Brian L. Gray: Finding inspiration between a rock and a hard place
Last Saturday I was taking a break and walking outside during my weekend job, enjoying what little warm weather I’ve been able to take in this summer, when my wondering eyes spotted something.
It was an inanimate object, but it looked alive. One eye and a mouth was what I saw, as the object seemed to be looking off in the distance with a pleasant looking smirk. I moved closer to the object and picked it up. It was a rock. On it was a crack, and above that a burned erosion spot, which made it appear like it had a mouth and an eye. While I inspected this thing I couldn’t help but laugh at it. It amazed me and suddenly brightened up my day.
I’m not one for collecting random items, but this, I figured, could be an exception. I put the rock in my pocket, determined to show it off to people. If it gave me so much joy I knew it had the capabilities of extending joy to others.
As I did this my head immediately began fast-forwarding through time, discovering the possibilities with this newfound interest in rocks. I saw myself beginning a rock collecting hobby, going to parks and spending hours pillaging through piles of rocks, looking for ones that stand out or resemble Abraham Lincoln. I envisioned myself at home, surrounded by boxes of rocks, as I proudly sat next to them in my desk, meticulously inspecting and cleaning them, as some of the more prominent rocks stood on display behind me in a bullet-proof case.
I foresaw myself getting older, taking every vacation from work over the years to travel the globe in search of special looking rocks.
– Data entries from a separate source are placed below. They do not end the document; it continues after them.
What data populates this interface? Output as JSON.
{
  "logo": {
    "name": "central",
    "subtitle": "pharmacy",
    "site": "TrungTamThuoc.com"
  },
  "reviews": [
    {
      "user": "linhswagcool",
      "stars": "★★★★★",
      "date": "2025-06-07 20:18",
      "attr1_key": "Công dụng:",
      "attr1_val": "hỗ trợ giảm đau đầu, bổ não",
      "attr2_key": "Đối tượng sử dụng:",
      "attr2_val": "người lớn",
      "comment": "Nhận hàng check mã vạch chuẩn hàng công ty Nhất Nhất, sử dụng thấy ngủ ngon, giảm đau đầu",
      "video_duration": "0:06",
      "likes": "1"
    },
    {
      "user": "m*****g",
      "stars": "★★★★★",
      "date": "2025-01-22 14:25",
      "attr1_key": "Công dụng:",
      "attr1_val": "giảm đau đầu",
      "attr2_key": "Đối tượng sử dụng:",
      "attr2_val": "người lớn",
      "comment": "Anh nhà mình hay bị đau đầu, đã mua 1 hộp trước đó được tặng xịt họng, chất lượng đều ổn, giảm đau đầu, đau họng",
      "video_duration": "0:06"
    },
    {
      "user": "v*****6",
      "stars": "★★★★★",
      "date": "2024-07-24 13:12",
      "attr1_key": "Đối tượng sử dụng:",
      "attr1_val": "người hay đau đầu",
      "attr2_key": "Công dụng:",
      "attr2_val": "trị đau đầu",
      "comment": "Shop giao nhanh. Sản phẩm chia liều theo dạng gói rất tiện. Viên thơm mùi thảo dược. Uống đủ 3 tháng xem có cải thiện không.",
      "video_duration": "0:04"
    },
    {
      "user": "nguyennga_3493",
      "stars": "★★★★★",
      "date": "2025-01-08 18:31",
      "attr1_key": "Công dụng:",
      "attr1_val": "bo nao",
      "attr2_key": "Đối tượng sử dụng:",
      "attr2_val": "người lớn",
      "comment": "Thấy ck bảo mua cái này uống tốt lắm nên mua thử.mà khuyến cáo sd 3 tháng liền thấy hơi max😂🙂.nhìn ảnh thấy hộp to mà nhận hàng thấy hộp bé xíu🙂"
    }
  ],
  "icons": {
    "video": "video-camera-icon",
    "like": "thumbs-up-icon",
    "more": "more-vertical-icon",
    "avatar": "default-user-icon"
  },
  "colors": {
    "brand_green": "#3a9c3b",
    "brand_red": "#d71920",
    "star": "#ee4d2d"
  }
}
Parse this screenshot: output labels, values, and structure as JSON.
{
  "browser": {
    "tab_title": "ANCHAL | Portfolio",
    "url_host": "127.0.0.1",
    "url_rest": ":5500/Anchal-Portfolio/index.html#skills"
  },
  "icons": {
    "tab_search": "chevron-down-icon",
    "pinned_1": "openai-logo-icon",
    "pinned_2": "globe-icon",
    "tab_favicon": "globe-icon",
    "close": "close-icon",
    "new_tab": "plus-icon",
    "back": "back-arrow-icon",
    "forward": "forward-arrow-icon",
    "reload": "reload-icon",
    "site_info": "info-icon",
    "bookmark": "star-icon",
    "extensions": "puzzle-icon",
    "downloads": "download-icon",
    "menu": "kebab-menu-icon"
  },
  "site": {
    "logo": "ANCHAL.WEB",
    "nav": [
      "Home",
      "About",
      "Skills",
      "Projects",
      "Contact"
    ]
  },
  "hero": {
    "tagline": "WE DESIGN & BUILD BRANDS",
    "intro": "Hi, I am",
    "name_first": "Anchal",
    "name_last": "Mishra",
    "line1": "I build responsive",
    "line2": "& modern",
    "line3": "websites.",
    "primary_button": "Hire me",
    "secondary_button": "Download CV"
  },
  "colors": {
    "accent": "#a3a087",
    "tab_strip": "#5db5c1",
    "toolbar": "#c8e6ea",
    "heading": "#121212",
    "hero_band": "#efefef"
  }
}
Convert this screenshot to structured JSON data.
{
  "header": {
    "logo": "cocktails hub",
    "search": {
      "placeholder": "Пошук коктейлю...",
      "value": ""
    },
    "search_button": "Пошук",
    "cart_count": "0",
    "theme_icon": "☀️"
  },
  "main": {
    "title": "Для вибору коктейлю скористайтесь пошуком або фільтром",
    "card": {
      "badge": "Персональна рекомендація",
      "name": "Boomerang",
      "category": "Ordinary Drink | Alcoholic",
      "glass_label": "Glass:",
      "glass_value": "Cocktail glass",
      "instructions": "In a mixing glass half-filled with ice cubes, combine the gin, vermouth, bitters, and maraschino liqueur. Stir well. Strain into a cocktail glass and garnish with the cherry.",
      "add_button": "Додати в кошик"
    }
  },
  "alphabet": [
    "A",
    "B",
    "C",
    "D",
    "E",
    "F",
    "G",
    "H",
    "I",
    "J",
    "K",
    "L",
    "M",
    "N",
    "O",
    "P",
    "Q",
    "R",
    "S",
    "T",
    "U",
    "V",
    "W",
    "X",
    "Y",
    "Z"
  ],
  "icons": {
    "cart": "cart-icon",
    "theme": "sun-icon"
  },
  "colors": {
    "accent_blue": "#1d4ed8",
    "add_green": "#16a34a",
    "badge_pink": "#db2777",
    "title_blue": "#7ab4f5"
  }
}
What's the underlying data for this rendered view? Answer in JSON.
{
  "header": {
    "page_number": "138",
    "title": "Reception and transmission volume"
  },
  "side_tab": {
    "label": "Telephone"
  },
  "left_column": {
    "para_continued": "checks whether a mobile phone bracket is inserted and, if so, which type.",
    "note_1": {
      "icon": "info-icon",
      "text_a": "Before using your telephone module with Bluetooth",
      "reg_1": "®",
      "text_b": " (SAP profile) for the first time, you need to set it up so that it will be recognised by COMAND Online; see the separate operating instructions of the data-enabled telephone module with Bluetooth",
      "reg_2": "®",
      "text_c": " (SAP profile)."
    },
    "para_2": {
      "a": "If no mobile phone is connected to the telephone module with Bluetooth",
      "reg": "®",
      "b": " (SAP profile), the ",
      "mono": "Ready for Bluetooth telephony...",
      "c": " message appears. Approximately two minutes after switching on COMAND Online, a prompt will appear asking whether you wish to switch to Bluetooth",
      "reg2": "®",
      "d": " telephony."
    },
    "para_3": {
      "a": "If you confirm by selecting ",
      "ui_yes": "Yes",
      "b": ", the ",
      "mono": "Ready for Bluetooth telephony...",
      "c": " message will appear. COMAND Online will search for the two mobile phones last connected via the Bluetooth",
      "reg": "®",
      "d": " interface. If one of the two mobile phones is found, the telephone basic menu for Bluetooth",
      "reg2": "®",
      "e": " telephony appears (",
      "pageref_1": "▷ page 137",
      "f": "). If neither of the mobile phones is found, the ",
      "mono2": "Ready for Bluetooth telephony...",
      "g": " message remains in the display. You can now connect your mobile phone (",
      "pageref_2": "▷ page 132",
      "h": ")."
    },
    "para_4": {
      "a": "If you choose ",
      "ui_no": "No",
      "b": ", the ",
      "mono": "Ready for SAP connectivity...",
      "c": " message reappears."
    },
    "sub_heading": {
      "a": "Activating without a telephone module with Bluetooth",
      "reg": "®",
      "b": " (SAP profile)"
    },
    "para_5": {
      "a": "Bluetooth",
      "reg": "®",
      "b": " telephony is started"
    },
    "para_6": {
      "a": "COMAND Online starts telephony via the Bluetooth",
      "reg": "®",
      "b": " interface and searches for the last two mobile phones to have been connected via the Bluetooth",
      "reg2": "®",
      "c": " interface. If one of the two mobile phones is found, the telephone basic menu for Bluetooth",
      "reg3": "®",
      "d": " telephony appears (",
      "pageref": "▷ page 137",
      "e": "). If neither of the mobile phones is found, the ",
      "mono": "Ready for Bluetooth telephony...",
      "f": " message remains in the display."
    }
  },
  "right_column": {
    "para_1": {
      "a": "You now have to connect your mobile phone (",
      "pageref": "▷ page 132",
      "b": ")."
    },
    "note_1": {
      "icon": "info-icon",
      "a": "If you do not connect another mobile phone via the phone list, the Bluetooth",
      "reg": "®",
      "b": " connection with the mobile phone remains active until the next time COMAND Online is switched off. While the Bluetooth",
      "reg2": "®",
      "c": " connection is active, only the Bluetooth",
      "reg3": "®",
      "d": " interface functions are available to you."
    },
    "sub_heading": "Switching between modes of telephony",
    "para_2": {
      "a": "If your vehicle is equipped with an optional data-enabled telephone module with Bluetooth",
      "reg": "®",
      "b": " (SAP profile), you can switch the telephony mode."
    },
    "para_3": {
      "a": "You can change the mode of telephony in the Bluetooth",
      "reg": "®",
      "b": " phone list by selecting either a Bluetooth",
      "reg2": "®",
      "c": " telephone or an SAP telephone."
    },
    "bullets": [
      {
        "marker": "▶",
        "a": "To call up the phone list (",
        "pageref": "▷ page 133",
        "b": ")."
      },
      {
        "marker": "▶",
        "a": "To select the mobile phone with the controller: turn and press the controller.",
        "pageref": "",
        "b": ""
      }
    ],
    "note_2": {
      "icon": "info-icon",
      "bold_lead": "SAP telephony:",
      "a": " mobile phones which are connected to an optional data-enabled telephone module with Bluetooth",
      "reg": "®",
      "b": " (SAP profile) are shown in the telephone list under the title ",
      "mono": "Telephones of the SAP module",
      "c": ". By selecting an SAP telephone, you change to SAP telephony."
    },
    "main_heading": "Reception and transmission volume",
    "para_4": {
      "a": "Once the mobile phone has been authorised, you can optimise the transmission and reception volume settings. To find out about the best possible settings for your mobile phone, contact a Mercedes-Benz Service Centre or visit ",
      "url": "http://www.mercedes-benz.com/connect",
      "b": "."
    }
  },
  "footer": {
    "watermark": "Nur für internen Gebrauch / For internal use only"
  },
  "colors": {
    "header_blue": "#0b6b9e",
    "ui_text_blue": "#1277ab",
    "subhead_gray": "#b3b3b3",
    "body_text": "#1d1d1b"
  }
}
I’d share tales to my grandchildren about these rocks as the kids shyly look away, possibly to an outside window or a television playing in the next room, as I excitedly tell them when and where I found each rock. And as I near my 80s, surrounded by these special collections, I get a call from a producer of a late night talk show, who invites me to make an appearance and talk about my rocks. I become an instant celebrity, known across the world as The Rock Man.
As my health dwindles, museums begin calling me with ideas of starting special interest exhibits, and want to display my collection, which now has taken over my entire house, leaving me with little more than a small room for me and my wife, whose only wish at that point is that I die buried in a pile of rocks. And when I finally pass away, my headstone has engraved on it, “It all started with a smile.”
And that smile was in my pocket. This, I thought, could be my claim to fame, my legacy. Everybody needs a gimmick, and maybe this could be mine. Maybe instead of The Rock Man, I wondered, I could be known as The Pebble Punk, Boulder Boy, or The Stone Stud.
But the more I thought about it, the less that legacy appealed to me. In the last seven years I’ve moved six times, and if that trend were to continue there’d be no way I’d subject myself to moving boxes of rocks.
I also thought of hobbies or collections I’ve had in the past which died sudden deaths. I recalled a rock collection I tried in the past, which ended with me throwing them back into the wild. I even had a pet rock collection for a while. I have no idea where those are anymore. Maybe they’re back in the wild too, where they’re being made fun of by other rocks for being hairy and underevolved. Another hobby I had was buying tin foil for a large tin foil ball. This was inspired by a hero of mine at the time, Pee-Wee Herman, who owned a tin foil ball about seven feet in height. In later years I attempted sea shells, coffee mugs, pens, Pez dispensers, candles and many others, but like most other hobbies of mine, they were all ill-fated.
But yet the smiling rock reached me on a base level, and I wanted to pinpoint what it was exactly. After a few minutes of slamming my head against the smiling rock, it came to me – finding inanimate objects that display human characteristics triggers the imagination. It appeals to people in a fascinating way, and taps into our curious natures. I can’t help but wonder why it is that people are so drawn to staring at clouds for hours, or are convinced they have stumbled upon the face of Jesus on the side of a rutabaga.
Is it our way of reaching out to those objects? That if an external object shares some of our human traits, we can then relate to it and better understand it, because we see in it qualities that we possess? And in doing so, does it indicate our profound hope that a real living life could possibly be breathing in all existing objects?
If that’s true, maybe my pet rocks are actually being mocked right now. I do know one thing for sure – seeing that smiling rock allowed me to see something in a different way, which is an important lesson I once learned from the movie “Dead Poets Society” but often tend to forget.
These days my tastes are more clearly defined, and I have a strong sense of what I know will last through the years. For example, I still have a large collection of records and vintage cameras. These are hobbies I know will last with me. I_think. And as much as that rock moved me, I knew a large collection of them would do nothing for me.
So I walked away from the rest of the rocks in the area I found the smiling one, not interested in looking for any others, and returned to work. I figured I’d just stick with the one, and let someone else be The Rock Man.
If anything, I realized, it’s only fitting that I go back and finish what I started. So from here on out, you can call me The Tin Foil Fool.